Sharon and Bush must move beyond a cease-fire: stalling on negotiations will perpetuate Mideast conflict
National Catholic Reporter, Feb 18, 2005 by Marlene Nadle
Officials in the Bush and Sharon governments have admitted they didn't do enough to keep Mahmoud Abbas from failing when he was Palestinian prime minister in 2003. They say they won't make that mistake again. Once past the rhetoric and the newly announced cease-fire, they are doing precisely that.
The Washington-backed summit between Israeli Prime Minister Ariel Sharon and Palestinian President Abbas was only about easing the occupation, not ending it. Bush and Sharon still are stalling on final-status talks on borders, Jerusalem, refugees and the creation of a viable Palestinian state, thus undercutting Abbas' credibility. They still are demanding, as a precondition for negotiation, that Abbas first dismantle the militants' organizations and risk a Palestinian civil war.
Although most of the U.S. political establishment supports making an end to terrorism a precondition for progress, there is one exception. Former Secretary of State James Baker, in a December article in The New York Times, wrote, "Israel should announce that upon the election of a Palestinian negotiating partner, it is prepared to resume "substantive negotiations for peace without requiring all terrorists activities cease.... To require the absence of any terrorist act in advance simply empowers the terrorists themselves to prevent the resumption of peace negotiations."
It is legitimate to want an end to terrorism. Unfortunately, Bush and Sharon don't see that there are other ways to defeat terrorists besides killing them. Instead of undermining Abbas, they would be better off following his lead. He knows that terrorism is a political, not just a military problem.
Before the Feb. 8 summit, Abbas used discussions instead of bullets to get the Palestinian militants to agree to an informal cooling of attacks. It's that agreement more than the symbolic deployment of Palestinian security forces that stopped the rockets from Gaza. The militants and the press have all heard Abbas say he will not militarily confront what Palestinians see as the resistance.
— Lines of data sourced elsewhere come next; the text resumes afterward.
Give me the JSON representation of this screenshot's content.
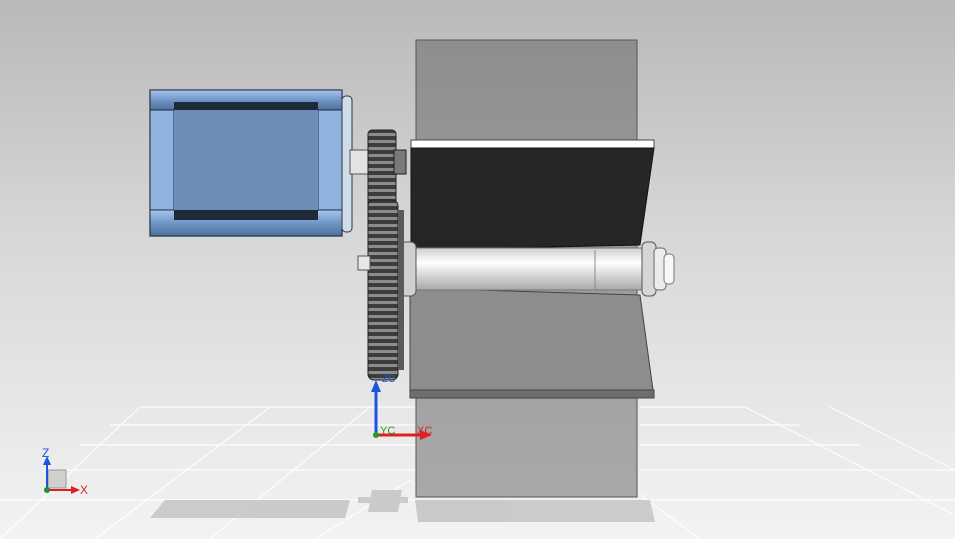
{
  "viewport": {
    "background_top": "#b9b9b9",
    "background_bottom": "#f3f3f3"
  },
  "datum_csys": {
    "x_label": "XC",
    "y_label": "YC",
    "z_label": "ZC",
    "x_color": "#e02020",
    "y_color": "#20a020",
    "z_color": "#1a55e0"
  },
  "view_triad": {
    "x_label": "X",
    "z_label": "Z",
    "x_color": "#e02020",
    "z_color": "#1a55e0"
  },
  "model": {
    "motor_color": "#7ea6d8",
    "gear_color": "#3a3a3a",
    "shaft_color": "#f2f2f2",
    "plate_color": "#2a2a2a",
    "pillar_color": "#9c9c9c"
  }
}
Abbas used politics to convince Bush and Sharon that for the cease-fire to have a chance of lasting it must be mutual. Sharon has agreed to halt military operations in the West Bank and Gaza. However, that is conditional and can be reversed any time a few Palestinian diehards or trigger-happy Israelis create an incident. The peace won't hold without the international guarantees Abbas desires.
The road map calls for an international conflict resolution committee. That could prevent a slide back to tit-for-tat war. Bush, however, wants only the United States to mediate. He is unlikely to say, as Israeli Prime Minister Yitzhak Rabin did, "We have to wage peace as if there is no terrorism."
To further reduce violence, Abbas is discussing not only rockets with the Palestinians, but regular politics. He knows some militants want to be part of the power structure and is trying to co-opt them. Hamas has done well in the municipal elections, and it plans to participate in parliamentary elections. The militants don't exist in a vacuum and are responsive to the shift in Palestinian public opinion. Last June, 26 percent of Palestinians said they were opposed to attacks on Israel. By December it was 51 percent. In the Palestinian elections, 62 percent voted for Abbas' nonviolent strategy, and the number could go higher with hope. If the pragmatists emerging among the militants in the West Bank are brought into government and into final-status negotiations, they would join the Palestinian people in further marginalizing the diehards.
It's those substantive negotiations that are Abbas' fundamental political solution to violence. As the militants keep telling him; the fighting will stop when the occupation ends. He and the Europeans believe the negotiations have to be started quickly. Analysts say Abbas has only 100 days, about six months, before he begins losing legitimacy with his people. Yet Bush and Sharon keep procrastinating, refusing to prove to the men with guns that negotiations can deliver a viable state and an end to the occupation.
The stalling is a conscious strategy. An unidentified Israeli official told the Jewish weekly The Forward that the Israelis and Americans would attempt "to steer [the Europeans] toward this incremental approach and away from fast-tracking." Alon Liel, former director general of the Israeli Foreign Ministry, is reported to have said Sharon is buying time so he doesn't have to enter final-status negotiations before the Gaza withdrawal. Abbas fears that if negotiations aren't started before the withdrawal, they will never be started. Mainstream Israeli press supports his suspicion. Many analysts have written that Sharon's goal is to achieve a long-term interim solution that would leave the major issues unresolved and Israel in control of about 50 percent of the West Bank. Bush has given no evidence that he understands the urgency of final negotiations.
Bush and Sharon are unlikely to change their doomed approach without pressure from their publics. There may be a withdrawal from Gaza, but little beyond that except more preconditions about ending terrorism, building Palestinian security forces and creating democracy. Once the Palestinians realize the peace process has no clothes, Abbas' authority will tumble, the violence resume and the tragedy go on.